More than 30,000 Franco victims are buried without identification in the mausoleum. The 128 the experts are looking for are the ones whose families have so far asked for their bodies to be identified and returned. The experts do have some indications of where the boxes are that they are looking for.
The exhumations, if successful, will be the first for victims under Spain’s historical memory laws that are aimed at making reparations to Franco’s victims and changing the way the dictatorship is viewed in Spain.
“Finally, and perhaps too long overdue, Spanish democracy is providing an answer to these victims,” Government spokeswoman Isabel Rodríguez said on Spanish National Television TVE.
The grandiose mausoleum -- with a towering cross that is visible from kilometres away -- was Franco’s burial place and has always been a revered shrine for his extreme right-wing followers.
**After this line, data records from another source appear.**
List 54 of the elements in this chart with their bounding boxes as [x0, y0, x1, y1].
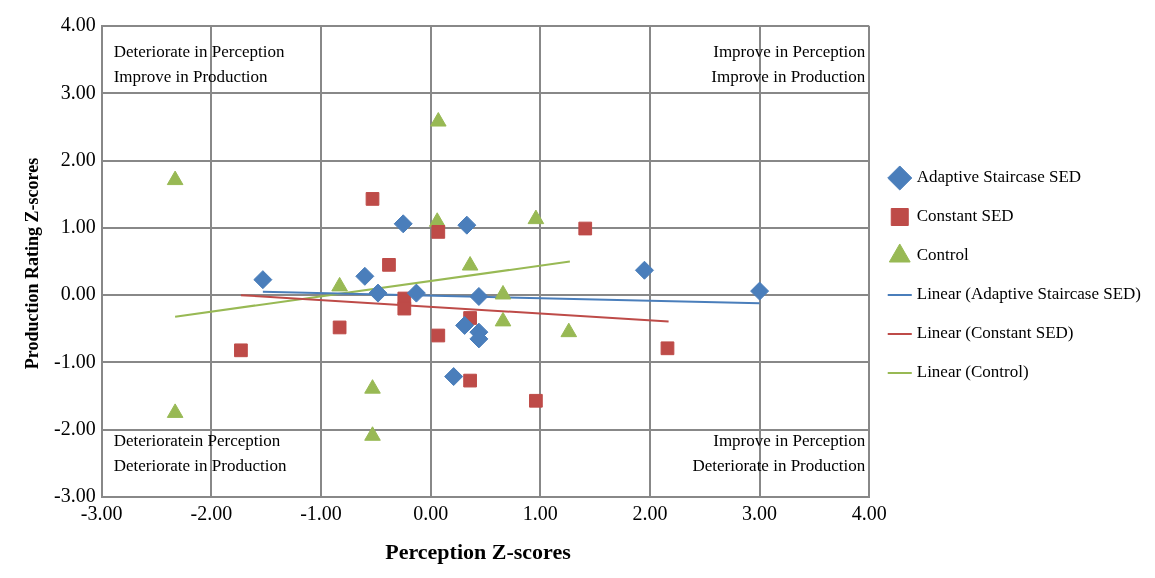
- x-tick-label: 2.00: [632, 502, 668, 525]
- point: [397, 301, 412, 316]
- point: [253, 270, 273, 290]
- point: [365, 192, 380, 206]
- x-tick-label: 0.00: [413, 502, 449, 525]
- point: [469, 286, 489, 306]
- y-axis-title: Production Rating Z-scores: [22, 157, 44, 369]
- point: [332, 320, 347, 335]
- y-tick-label: 4.00: [60, 13, 96, 36]
- point: [430, 112, 447, 127]
- x-tick-label: -2.00: [190, 502, 233, 525]
- annotation: Improve in Perception Improve in Production: [711, 41, 866, 86]
- point: [431, 328, 446, 343]
- point: [634, 260, 654, 280]
- y-tick-label: -1.00: [53, 349, 96, 372]
- point: [750, 281, 770, 301]
- y-tick-label: 3.00: [60, 80, 96, 103]
- point: [444, 367, 464, 387]
- annotation: Deteriorate in Perception Improve in Production: [113, 41, 286, 86]
- legend-label: Adaptive Staircase SED: [916, 167, 1082, 187]
- point: [527, 209, 545, 225]
- x-tick-label: -1.00: [300, 502, 342, 525]
- x-tick-label: 3.00: [742, 502, 778, 525]
- point: [560, 322, 578, 338]
- y-tick-label: 1.00: [60, 215, 96, 238]
- y-tick-label: 2.00: [60, 147, 96, 170]
- legend-label: Control: [916, 245, 969, 265]
- point: [406, 283, 426, 303]
- point: [578, 221, 593, 236]
- x-tick-label: 1.00: [522, 502, 558, 525]
- point: [382, 258, 396, 272]
- point: [331, 276, 348, 292]
- point: [455, 315, 475, 335]
- x-axis-title: Perception Z-scores: [384, 539, 572, 565]
- point: [234, 343, 248, 358]
- point: [457, 215, 477, 235]
- legend-label: Linear (Adaptive Staircase SED): [916, 284, 1141, 304]
- point: [463, 373, 477, 388]
- y-tick-label: -2.00: [53, 416, 96, 439]
- point: [368, 283, 388, 303]
- legend-label: Linear (Control): [916, 362, 1029, 382]
- point: [355, 266, 375, 286]
- point: [660, 341, 675, 356]
- point: [166, 170, 184, 186]
- y-tick-label: 0.00: [60, 282, 96, 305]
- x-tick-label: 4.00: [851, 502, 887, 525]
- point: [393, 214, 413, 234]
- legend-label: Constant SED: [916, 206, 1014, 226]
- point: [461, 256, 479, 271]
- point: [431, 225, 446, 239]
- point: [529, 393, 543, 408]
- annotation: Improve in Perception Deteriorate in Production: [692, 430, 866, 475]
- annotation: Deterioratein Perception Deteriorate in Production: [113, 430, 287, 475]
- legend-label: Linear (Constant SED): [916, 323, 1074, 343]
It was built with forced prison labour to commemorate the fascist victory in the civil war.
In 2019, the Socialist government ordered the removal of Franco’s remains under an amended historical memory law that banned the exaltation of the dictator at the site.
In April of this year, the body of José Antonio Primo de Rivera, the founder of Spain’s fascist Falange movement, was exhumed from the site and transferred to a Madrid cemetery.
The exhumation work is expected to take weeks, if not months. It will almost certainly not be finished before 23 July elections which could see the right-wing Popular Party, or PP, ousting the Socialist-led leftist coalition government.
The PP has long opposed the historical memory law and has said it will scrap it if elected.